Managing Tenants

The Stellar Cyber multi-tenant feature allows all the features and capabilities of Stellar Cyber, including machine learning, to be applied to any number of independent networks.

See the Tenants overview page for general information about tenants.

Tenants Table

When you select the System | Tenants option, Stellar Cyber displays a table of the existing tenants similar to the example below.

The columns are:

• Name – The name of the tenant.

• ID – The unique ID number for the tenant. This number is often required for sensor and software setup functions to precisely identify the tenant.

• Contact Name – The name of the person responsible, as entered.

• Contact Phone – The phone number of the person responsible, as entered.

• Address – The address of the tenant, as entered.

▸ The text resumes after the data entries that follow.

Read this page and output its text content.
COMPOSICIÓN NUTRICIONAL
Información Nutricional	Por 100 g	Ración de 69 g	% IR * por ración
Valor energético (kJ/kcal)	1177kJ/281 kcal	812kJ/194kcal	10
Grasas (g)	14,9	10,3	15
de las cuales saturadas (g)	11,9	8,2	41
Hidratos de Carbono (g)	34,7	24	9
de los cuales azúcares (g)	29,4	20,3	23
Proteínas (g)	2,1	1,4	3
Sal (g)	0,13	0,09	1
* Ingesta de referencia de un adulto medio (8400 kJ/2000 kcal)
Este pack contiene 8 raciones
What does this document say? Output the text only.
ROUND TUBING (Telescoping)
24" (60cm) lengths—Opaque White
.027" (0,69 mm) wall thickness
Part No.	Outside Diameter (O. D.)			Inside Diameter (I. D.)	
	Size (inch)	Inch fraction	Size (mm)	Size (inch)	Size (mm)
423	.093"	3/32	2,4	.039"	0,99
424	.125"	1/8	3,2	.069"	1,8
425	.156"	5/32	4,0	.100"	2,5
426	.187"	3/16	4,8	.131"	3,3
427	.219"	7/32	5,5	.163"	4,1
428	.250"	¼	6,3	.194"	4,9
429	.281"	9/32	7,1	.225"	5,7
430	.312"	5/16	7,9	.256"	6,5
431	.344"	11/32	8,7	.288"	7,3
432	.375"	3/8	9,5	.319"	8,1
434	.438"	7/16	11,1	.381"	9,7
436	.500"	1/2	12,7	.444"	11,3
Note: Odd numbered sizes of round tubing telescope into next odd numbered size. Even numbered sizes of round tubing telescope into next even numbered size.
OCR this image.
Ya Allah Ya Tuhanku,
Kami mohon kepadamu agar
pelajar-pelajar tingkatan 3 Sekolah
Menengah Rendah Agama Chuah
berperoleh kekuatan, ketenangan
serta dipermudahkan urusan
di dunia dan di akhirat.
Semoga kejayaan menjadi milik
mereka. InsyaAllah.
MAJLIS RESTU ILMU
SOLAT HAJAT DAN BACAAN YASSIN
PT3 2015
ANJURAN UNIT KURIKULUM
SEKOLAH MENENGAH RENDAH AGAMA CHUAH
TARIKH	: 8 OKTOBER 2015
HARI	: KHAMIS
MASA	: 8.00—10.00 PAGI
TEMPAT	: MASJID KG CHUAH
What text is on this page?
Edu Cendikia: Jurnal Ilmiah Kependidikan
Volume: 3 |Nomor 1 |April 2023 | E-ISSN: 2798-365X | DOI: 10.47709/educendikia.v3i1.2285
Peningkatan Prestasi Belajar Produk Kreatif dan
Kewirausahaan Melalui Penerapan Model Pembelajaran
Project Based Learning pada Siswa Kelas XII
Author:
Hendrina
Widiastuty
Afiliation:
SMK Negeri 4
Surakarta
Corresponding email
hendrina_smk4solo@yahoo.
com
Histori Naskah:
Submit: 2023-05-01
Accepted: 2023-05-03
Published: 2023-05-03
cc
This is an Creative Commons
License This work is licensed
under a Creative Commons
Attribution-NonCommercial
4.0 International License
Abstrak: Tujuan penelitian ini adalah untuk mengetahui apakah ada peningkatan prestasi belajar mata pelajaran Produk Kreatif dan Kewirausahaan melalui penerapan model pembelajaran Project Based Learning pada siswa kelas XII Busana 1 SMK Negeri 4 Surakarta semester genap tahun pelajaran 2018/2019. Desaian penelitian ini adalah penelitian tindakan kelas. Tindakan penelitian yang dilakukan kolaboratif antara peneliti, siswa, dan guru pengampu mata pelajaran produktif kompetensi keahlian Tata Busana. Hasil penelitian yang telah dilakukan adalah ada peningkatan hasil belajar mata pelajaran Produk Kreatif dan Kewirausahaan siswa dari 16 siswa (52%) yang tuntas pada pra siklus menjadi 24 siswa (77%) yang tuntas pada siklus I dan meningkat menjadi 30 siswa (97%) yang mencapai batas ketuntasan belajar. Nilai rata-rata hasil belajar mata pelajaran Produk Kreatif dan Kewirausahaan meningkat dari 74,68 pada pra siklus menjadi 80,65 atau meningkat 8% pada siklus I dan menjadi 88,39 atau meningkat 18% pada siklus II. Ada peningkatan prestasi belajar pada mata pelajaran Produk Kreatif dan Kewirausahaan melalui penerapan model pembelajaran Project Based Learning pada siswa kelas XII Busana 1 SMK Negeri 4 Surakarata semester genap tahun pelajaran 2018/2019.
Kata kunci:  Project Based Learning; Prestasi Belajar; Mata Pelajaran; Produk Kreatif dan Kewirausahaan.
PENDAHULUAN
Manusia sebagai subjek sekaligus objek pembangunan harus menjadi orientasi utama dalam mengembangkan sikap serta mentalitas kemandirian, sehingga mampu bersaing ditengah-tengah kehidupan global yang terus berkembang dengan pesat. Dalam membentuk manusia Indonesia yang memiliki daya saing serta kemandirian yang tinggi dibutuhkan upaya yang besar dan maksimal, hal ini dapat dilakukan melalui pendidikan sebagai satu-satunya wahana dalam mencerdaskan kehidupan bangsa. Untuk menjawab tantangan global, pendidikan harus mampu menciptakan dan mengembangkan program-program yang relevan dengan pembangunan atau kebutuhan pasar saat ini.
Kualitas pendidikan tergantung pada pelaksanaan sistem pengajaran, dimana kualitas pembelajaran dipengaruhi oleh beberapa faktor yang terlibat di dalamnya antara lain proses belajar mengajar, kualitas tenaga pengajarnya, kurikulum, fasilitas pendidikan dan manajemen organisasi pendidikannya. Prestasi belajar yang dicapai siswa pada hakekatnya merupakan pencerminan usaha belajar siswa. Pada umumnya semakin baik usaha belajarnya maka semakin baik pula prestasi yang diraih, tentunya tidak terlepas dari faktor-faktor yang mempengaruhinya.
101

• Last Ingestion Volume (GB) – The amount of data ingested on behalf of the tenant as of the previous day. This value is updated every midnight, local system time.

• Number of Users – The number of tenant users.

• Number of Sensors – The number of sensors installed for the tenant.

• Date Created – The timestamp of when the tenant was created.

• Action – The actions you can take.

The actions you can take are:

• Click Create to create a new tenant.

  The Add Tenant dialog box (described below) appears.

• Click to edit the corresponding tenant.

  The Edit Existing Tenant dialog box appears.

• Click to delete the corresponding tenant.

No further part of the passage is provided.